Analyzing the trend in its profitability, Nextracker’s operating margin rose by 11.5 percentage points over the last five years, as its sales growth gave it immense operating leverage.

Nextracker Trailing 12-Month Operating Margin (GAAP)

In Q3, Nextracker generated an operating margin profit margin of 20%, in line with the same quarter last year. This indicates the company’s cost structure has recently been stable.

8. Cash Is King

Although earnings are undoubtedly valuable for assessing company performance, we believe cash is king because you can’t use accounting profits to pay the bills.

Nextracker has shown robust cash profitability, enabling it to comfortably ride out cyclical downturns while investing in plenty of new offerings and returning capital to investors. The company’s free cash flow margin averaged 11.5% over the last five years, quite impressive for an industrials business.

Taking a step back, we can see that Nextracker’s margin expanded by 15.9 percentage points during that time. This is encouraging, and we can see it became a less capital-intensive business because its free cash flow profitability rose more than its operating profitability.

Nextracker Trailing 12-Month Free Cash Flow Margin

Nextracker’s free cash flow clocked in at $171.4 million in Q3, equivalent to a 18.9% margin. The company’s cash profitability regressed as it was 3.4 percentage points lower than in the same quarter last year, but it’s still above its five-year average. We wouldn’t put too much weight on this quarter’s decline because investment needs can be seasonal, causing short-term swings. Long-term trends carry greater meaning.

9. Balance Sheet Assessment

Businesses that maintain a cash surplus face reduced bankruptcy risk.

Nextracker Net Cash Position

Nextracker is a profitable, well-capitalized company with $845.3 million of cash and no debt. This position is 6.5% of its market cap and gives it the freedom to borrow money, return capital to shareholders, or invest in growth initiatives. Leverage is not an issue here.

10. Key Takeaways from Nextracker’s Q3 Results

We were impressed by how significantly Nextracker blew past analysts’ EBITDA expectations this quarter. We were also excited its revenue outperformed Wall Street’s estimates by a wide margin. On the other hand, its full-year EBITDA guidance slightly missed and its full-year revenue guidance fell slightly short of Wall Street’s estimates. Overall, we think this was still a solid quarter with some key areas of upside. The stock traded up 10.1% to $99.50 immediately after reporting.

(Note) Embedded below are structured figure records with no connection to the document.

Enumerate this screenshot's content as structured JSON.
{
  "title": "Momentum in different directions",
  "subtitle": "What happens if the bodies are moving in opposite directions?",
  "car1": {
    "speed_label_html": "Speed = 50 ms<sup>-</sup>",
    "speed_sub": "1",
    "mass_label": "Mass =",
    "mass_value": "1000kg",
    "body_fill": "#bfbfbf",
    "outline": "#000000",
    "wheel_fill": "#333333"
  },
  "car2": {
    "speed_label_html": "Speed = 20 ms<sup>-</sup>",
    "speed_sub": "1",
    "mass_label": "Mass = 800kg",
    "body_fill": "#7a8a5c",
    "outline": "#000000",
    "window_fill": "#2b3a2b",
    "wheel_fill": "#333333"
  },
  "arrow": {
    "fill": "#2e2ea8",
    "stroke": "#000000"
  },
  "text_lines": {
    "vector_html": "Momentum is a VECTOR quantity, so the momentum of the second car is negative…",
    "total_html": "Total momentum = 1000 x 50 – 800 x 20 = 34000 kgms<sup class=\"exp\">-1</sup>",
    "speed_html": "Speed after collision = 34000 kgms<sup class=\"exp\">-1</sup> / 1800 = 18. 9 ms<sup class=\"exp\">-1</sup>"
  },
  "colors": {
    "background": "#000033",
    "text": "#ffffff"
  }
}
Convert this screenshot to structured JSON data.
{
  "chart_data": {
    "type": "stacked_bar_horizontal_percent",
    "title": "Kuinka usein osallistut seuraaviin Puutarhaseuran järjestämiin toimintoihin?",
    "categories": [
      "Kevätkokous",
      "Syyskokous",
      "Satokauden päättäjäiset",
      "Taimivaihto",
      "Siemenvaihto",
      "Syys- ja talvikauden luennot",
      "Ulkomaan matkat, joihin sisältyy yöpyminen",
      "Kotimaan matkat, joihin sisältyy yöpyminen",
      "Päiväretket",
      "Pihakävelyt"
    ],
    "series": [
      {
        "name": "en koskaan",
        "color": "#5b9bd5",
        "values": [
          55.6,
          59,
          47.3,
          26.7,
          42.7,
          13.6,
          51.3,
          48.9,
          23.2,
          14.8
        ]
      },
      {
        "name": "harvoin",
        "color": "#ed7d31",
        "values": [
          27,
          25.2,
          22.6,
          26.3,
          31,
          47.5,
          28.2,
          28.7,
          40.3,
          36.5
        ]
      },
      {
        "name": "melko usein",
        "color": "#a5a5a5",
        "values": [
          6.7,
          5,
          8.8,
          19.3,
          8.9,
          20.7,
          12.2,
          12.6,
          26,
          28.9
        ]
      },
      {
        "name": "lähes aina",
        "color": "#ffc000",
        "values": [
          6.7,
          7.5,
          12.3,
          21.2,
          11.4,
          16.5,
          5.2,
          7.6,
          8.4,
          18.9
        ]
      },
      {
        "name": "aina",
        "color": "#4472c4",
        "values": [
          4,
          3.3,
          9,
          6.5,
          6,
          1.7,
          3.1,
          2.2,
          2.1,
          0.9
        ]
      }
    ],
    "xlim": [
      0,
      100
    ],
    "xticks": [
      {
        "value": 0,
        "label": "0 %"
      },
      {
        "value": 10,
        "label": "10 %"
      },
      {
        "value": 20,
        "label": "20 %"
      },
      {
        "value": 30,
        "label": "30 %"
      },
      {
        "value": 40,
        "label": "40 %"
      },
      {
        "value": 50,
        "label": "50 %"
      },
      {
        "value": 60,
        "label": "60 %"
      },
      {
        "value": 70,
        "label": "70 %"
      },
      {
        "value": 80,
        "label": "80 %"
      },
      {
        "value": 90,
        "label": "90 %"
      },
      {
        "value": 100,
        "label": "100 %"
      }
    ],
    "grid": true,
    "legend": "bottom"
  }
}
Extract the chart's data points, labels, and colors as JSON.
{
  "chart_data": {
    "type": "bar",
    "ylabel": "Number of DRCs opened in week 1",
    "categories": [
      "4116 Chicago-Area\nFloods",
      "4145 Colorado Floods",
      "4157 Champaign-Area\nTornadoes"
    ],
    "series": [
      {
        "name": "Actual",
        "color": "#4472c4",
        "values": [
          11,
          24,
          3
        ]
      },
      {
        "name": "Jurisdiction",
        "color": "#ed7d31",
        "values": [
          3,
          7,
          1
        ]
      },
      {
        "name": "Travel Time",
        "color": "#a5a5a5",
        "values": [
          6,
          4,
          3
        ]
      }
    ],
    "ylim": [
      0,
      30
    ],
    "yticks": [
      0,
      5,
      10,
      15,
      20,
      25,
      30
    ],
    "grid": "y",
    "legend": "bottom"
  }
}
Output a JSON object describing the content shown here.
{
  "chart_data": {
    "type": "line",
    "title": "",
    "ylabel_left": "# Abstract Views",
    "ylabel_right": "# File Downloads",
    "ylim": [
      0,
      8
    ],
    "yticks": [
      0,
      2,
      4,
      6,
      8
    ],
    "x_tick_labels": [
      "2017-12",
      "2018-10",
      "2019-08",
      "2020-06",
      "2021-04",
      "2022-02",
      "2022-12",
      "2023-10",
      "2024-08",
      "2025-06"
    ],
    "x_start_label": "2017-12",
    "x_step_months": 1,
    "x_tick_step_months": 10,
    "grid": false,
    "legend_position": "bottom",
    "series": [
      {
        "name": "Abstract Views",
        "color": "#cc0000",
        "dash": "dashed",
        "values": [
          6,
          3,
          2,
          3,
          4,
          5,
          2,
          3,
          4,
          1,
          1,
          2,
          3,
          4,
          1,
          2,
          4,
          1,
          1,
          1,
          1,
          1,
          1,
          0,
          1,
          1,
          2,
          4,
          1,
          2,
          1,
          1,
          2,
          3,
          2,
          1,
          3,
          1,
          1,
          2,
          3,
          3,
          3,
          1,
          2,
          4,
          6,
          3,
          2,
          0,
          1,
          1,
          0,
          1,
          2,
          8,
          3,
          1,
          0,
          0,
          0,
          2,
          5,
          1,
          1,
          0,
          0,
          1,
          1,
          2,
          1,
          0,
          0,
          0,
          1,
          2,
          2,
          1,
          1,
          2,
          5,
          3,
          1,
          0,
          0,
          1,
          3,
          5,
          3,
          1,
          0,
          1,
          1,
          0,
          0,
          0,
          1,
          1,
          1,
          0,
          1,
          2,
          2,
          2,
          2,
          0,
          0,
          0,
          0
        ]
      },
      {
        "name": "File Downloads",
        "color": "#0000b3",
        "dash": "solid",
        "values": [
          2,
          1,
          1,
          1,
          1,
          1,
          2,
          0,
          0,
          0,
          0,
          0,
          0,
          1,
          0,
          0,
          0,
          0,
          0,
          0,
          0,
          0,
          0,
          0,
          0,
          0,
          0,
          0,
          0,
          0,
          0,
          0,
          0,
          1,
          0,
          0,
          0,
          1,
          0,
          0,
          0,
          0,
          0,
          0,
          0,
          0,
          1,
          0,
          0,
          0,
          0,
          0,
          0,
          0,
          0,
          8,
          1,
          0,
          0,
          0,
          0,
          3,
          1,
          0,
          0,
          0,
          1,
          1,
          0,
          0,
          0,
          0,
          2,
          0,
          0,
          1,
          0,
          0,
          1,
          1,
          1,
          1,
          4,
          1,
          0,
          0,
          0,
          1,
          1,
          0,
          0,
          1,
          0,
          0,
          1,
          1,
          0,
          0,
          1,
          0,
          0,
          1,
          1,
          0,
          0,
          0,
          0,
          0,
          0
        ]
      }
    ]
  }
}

11. Is Now The Time To Buy Nextracker?

Updated: December 4, 2025 at 10:16 PM EST

Before deciding whether to buy Nextracker or pass, we urge investors to consider business quality, valuation, and the latest quarterly results.

Nextracker is an amazing business ranking highly on our list. First of all, the company’s revenue growth was exceptional over the last five years. And while its projected EPS for the next year is lacking, its backlog growth has been marvelous. On top of that, Nextracker’s rising cash profitability gives it more optionality.

Nextracker’s P/E ratio based on the next 12 months is 20.7x. Analyzing the industrials landscape today, Nextracker’s positive attributes shine bright. We think it’s one of the best businesses in our coverage and like the stock at this price.

Wall Street analysts have a consensus one-year price target of $101.42 on the company (compared to the current share price of $90.71), implying they see 11.8% upside in buying Nextracker in the short term.